On other days there are classes in choir and creative writing and special field trips.
“This place is like fairyland,” says Frances Karanofsky, as she observes the still life display in art class and tries to record what she sees with patient, delicate strokes.
While Karanofsky is pursuing something she has always loved, drawing and painting was a new discovery for Toba Buchenwald. “I’ve never painted before,” Buchenwald said. “It’s given me a new way to relax.”
Except for the teachers, who are paid, the Center is run by volunteers. “We all enjoy it,” said Marianne Wall, as she and friends Marsha Kammer and Clara Stubina took care of business in the kitchen. “And I think we are doing it for ourselves.”
Members are active seniors from around Montreal, including La Salle, Saint-Laurent, Mount Royal and from out of town, coming to the Center for activities and camaraderie.
It was on a trip to Copenhagen that Helen Knight, the founder of the Center, first saw organizations where people learned together, shared meals and formed a community. “I realized I had a dream, seeing places where the workers ate with the people.”
When Knight came into contact with the ideas of humanistic psychologist Abraham Maslow, it was a turning point. “This is it, this is what I want to do, I thought,” she said.

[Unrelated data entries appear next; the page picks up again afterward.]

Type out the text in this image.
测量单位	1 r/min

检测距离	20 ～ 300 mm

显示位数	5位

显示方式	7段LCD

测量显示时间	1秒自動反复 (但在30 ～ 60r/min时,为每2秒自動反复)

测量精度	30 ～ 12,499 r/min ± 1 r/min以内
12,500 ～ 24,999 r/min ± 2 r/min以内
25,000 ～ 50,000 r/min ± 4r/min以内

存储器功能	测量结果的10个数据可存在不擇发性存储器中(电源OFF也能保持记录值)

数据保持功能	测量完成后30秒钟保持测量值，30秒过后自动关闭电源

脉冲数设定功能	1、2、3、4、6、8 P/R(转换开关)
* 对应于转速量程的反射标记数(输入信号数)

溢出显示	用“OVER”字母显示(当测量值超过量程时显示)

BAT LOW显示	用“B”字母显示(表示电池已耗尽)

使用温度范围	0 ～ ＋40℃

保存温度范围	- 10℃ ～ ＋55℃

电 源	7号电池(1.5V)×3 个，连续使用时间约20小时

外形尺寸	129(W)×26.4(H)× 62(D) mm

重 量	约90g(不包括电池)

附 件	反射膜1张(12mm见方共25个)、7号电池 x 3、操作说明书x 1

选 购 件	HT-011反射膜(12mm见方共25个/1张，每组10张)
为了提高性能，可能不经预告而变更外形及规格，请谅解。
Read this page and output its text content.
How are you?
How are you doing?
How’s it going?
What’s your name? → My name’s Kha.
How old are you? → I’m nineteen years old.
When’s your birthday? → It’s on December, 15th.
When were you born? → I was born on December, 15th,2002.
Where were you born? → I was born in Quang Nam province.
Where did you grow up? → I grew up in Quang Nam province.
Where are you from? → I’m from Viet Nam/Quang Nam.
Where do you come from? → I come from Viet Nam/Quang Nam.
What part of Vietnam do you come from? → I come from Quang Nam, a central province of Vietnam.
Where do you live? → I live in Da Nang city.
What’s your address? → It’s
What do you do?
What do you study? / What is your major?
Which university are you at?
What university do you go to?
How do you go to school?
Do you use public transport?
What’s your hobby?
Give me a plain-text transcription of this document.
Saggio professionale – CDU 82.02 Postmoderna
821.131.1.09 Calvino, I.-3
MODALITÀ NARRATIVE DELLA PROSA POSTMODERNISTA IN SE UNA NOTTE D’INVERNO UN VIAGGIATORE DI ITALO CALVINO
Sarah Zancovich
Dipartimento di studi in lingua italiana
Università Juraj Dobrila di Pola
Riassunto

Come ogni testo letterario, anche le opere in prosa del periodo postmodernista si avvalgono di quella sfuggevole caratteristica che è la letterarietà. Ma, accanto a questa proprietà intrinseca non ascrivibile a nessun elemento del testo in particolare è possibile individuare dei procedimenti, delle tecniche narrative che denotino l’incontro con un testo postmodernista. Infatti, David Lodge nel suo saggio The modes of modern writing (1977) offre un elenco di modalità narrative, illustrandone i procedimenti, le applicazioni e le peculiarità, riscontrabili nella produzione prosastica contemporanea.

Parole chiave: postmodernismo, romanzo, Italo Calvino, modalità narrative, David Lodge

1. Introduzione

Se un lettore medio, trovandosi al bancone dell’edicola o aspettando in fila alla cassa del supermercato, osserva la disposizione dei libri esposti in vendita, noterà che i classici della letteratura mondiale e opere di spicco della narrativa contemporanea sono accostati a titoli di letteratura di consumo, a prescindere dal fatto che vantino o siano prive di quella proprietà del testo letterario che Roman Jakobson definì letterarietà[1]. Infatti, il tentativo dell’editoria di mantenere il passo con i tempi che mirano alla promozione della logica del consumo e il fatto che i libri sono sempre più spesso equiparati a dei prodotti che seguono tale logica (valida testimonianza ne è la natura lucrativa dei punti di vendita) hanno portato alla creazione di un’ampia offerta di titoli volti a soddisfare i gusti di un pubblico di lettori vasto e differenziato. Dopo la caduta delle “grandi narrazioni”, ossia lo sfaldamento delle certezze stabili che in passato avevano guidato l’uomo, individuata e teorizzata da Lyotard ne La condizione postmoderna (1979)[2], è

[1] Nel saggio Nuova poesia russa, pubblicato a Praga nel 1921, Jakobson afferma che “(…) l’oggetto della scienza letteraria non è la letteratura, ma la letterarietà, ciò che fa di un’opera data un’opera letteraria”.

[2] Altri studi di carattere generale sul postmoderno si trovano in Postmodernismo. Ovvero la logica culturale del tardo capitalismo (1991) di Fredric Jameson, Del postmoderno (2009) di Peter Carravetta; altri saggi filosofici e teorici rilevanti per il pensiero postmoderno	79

Knight explains that the Center is based on Maslow’s Hierarchy of Needs. Maslow believed that once basic survival needs are met, social needs emerge, such as the need for love, family, friends and community. Only when these needs are fulfilled, can other needs, for recognition, self-esteem and creative expression, come into play. “The idea of belonging is absolutely essential,” Knight says. “Being part of a group is the best way to live our lives.”
While the members pursue the activities they enjoy, the fruits of their labour are shared through performances, an annual vernissage, and the Center ’s newsletter, where the members may publish their creative writing.
“When people feel good about themselves, you can encourage them to fulfill their potential, ” Knight says.
The Creative Social Center celebrates its 25th Anniversary Sunday, September 30 at 11:30 am at 5237 Clanranald, corner Isabella. Everyone is welcome. Info: 514-488-0907.